One short question: In the context of TARDIS this might be perfectly valid. But this is the documentation of COBalD explaining the basic concept of the LinearController. For this purpose I don't see any issues. You might consider extending the documentation of TARDIS instead.

maxfischer2781 commented 3 years ago

Keeping in mind the motivation for this change, would it be a compromise just to suggest a larger supply increase? The initial idea of the example was to show "10% or at least 10", not the "10% or at least 1" that actually made it into the docs.
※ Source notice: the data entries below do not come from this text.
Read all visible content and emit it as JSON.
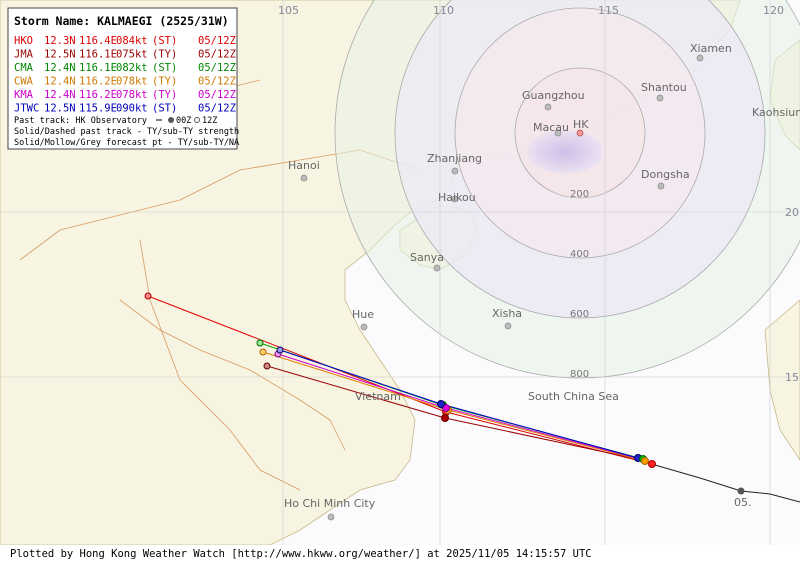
{
  "legend": {
    "title": "Storm Name: KALMAEGI (2525/31W)",
    "rows": [
      {
        "agency": "HKO",
        "lat": "12.3N",
        "lon": "116.4E",
        "speed": "084kt",
        "category": "(ST)",
        "time": "05/12Z"
      },
      {
        "agency": "JMA",
        "lat": "12.5N",
        "lon": "116.1E",
        "speed": "075kt",
        "category": "(TY)",
        "time": "05/12Z"
      },
      {
        "agency": "CMA",
        "lat": "12.4N",
        "lon": "116.1E",
        "speed": "082kt",
        "category": "(ST)",
        "time": "05/12Z"
      },
      {
        "agency": "CWA",
        "lat": "12.4N",
        "lon": "116.2E",
        "speed": "078kt",
        "category": "(TY)",
        "time": "05/12Z"
      },
      {
        "agency": "KMA",
        "lat": "12.4N",
        "lon": "116.2E",
        "speed": "078kt",
        "category": "(TY)",
        "time": "05/12Z"
      },
      {
        "agency": "JTWC",
        "lat": "12.5N",
        "lon": "115.9E",
        "speed": "090kt",
        "category": "(ST)",
        "time": "05/12Z"
      }
    ],
    "past_track_note": "Past track: HK Observatory",
    "past_track_00z": "00Z",
    "past_track_12z": "12Z",
    "notes": [
      "Solid/Dashed past track - TY/sub-TY strength",
      "Solid/Mollow/Grey forecast pt - TY/sub-TY/NA"
    ]
  },
  "map": {
    "longitudes": [
      "105",
      "110",
      "115",
      "120"
    ],
    "latitudes": [
      "20",
      "15"
    ],
    "rings": [
      "200",
      "400",
      "600",
      "800"
    ],
    "places": [
      "Guangzhou",
      "Macau",
      "HK",
      "Shantou",
      "Xiamen",
      "Kaohsiung",
      "Zhanjiang",
      "Haikou",
      "Sanya",
      "Hanoi",
      "Hue",
      "Xisha",
      "Dongsha",
      "South China Sea",
      "Vietnam",
      "Ho Chi Minh City"
    ],
    "date_marker": "05."
  },
  "footer": "Plotted by Hong Kong Weather Watch [http://www.hkww.org/weather/] at 2025/11/05 14:15:57 UTC"
}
        @control.add(supply=10)
         def quantized(pool: Pool, interval):
             if pool.utilisation < 0.5:
                 return pool.supply - 10
             elif pool.allocation > 0.5:
                 return pool.supply + 10
mschnepf commented 3 years ago

TARDIS uses a Standardiser with granularity= number of CPU-cores. Therefore, further resources are only requested if demand>supply+granularity. In the case of the shown example of the stepwise controller, the demand would not increase if the granularity is bigger than 1 while the supply is below 200. I created a PR for TARDIS https://github.com/MatterMiners/tardis/pull/209 which removes the granularity per default.

Therefore, I'm fine with the original example of the stepwise controller. Is a comment at the standardized useful to describe this behaviour?